Less than two weeks after failing acrimoniously to find a consensus figure to head the European Union executive, the 25 leaders will meet for 45 minutes at 6 p.m. (1600 GMT) to endorse a compromise package of top personnel decisions.
The 48-year-old conservative Portuguese leader told a presidential-style news conference at a Nato summit in Istanbul, Turkey, that he would announce his decision today after consulting national leaders.
Outgoing Commission President Romano Prodi, whose five-year term ends on October 31, telephoned Mr Barroso to congratulate him, describing him in a statement as "the right person to hold this office of great responsibility and sensitivity".
A strong Atlanticist and economic liberal, Mr Barroso advocates gradual European integration with a special eye to the needs of small member states who make up the majority of EU countries.
He emerged as a compromise candidate after the leaders, split between supporters and opponents of the US-led war in Iraq and of federal EU integration or a union of nation states, were unable to agree on Belgian Prime Minister Guy Verhofstadt or British EU External Relations Commissioner Chris Patten.
The European Parliament is expected to endorse Mr Barroso, a member of the largest group, the conservative European People's Party, in a vote on July 21. But the Liberals, Socialists and Greens also said they needed to know more about his view on EU integration before deciding how to vote.
"If Mr Durao Barroso is going to avoid the stigma of being a 'lowest common denominator' candidate he is going to have to come out of the blocks in style," said Graham Watson, leader of the centrist Liberal Democrat group.

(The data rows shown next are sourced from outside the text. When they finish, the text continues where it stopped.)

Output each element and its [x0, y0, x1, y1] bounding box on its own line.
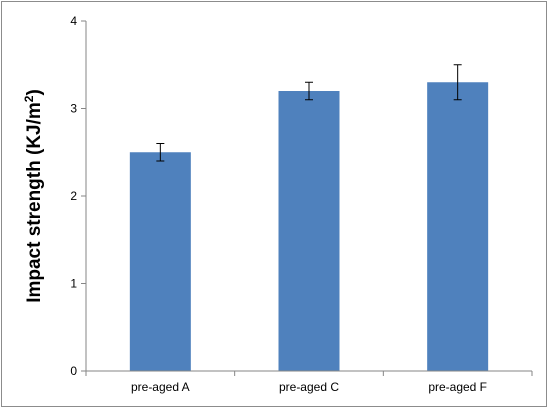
- bar: [427, 82, 489, 371]
- bar: [278, 91, 340, 371]
- bars: [129, 82, 489, 371]
- error-bar: [156, 143, 165, 162]
- y-axis-label: Impact strength (KJ/m2): [22, 89, 45, 303]
- error-bars: [156, 64, 462, 162]
- error-bar: [453, 64, 462, 101]
- y-tick-label: 1: [70, 277, 77, 291]
- error-bar: [305, 81, 313, 101]
- y-axis-label-superscript: 2: [22, 95, 36, 102]
- y-axis-ticks: 0 1 2 3 4: [70, 14, 86, 378]
- y-axis-label-main: Impact strength (KJ/m: [24, 102, 45, 303]
- x-axis-ticks: pre-aged A pre-aged C pre-aged F: [85, 371, 533, 394]
- y-tick-label: 4: [70, 14, 77, 28]
- x-tick-label: pre-aged F: [428, 380, 487, 394]
- y-tick-label: 2: [70, 189, 77, 203]
- x-tick-label: pre-aged A: [131, 380, 190, 394]
- bar: [129, 152, 191, 371]
- y-tick-label: 0: [70, 364, 77, 378]
- x-tick-label: pre-aged C: [279, 380, 339, 394]
- y-tick-label: 3: [70, 102, 77, 116]
- y-axis-label-suffix: ): [24, 89, 45, 95]
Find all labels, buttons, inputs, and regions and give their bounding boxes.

EU leaders will also reappoint Mr Solana, 61, as their foreign and security policy high representative and formally identify him as "foreign minister-designate", an EU source said.
That means the former Spanish foreign minister and Nato secretary-general will automatically become a vice-president of the Commission and take over its large external relations budget and staff once a new EU constitution is ratified.
The target date is 2007, but it could be delayed if one or more country votes against the charter in planned referendums.
Diplomats said there was strong suspicion that German Chancellor Gerhard Schroeder had won a pledge from Mr Barroso to appoint German Commissioner Guenter Verheugen as another vice-president and "super-commissioner" for economic policy.
The leaders will also reappoint Frenchman Pierre de Boissieu to the powerful post of deputy secretary-general of the EU Council, running the secretariat that supports policy-setting meetings of ministers and national officials.
A former French ambassador to the EU, related by marriage to the late President Charles de Gaulle, he is one of the most feared and respected backroom fixers in Brussels.
Mr Prodi said the choice of Mr Barroso "demonstrates once more the Union's ability to reach agreement on thorny issues, just a few days after the Constitution was approved".
He congratulated Irish Prime Minister Bertie Ahern, holder of the rotating EU presidency, for his diplomatic skill in finding unanimity on such complex issues.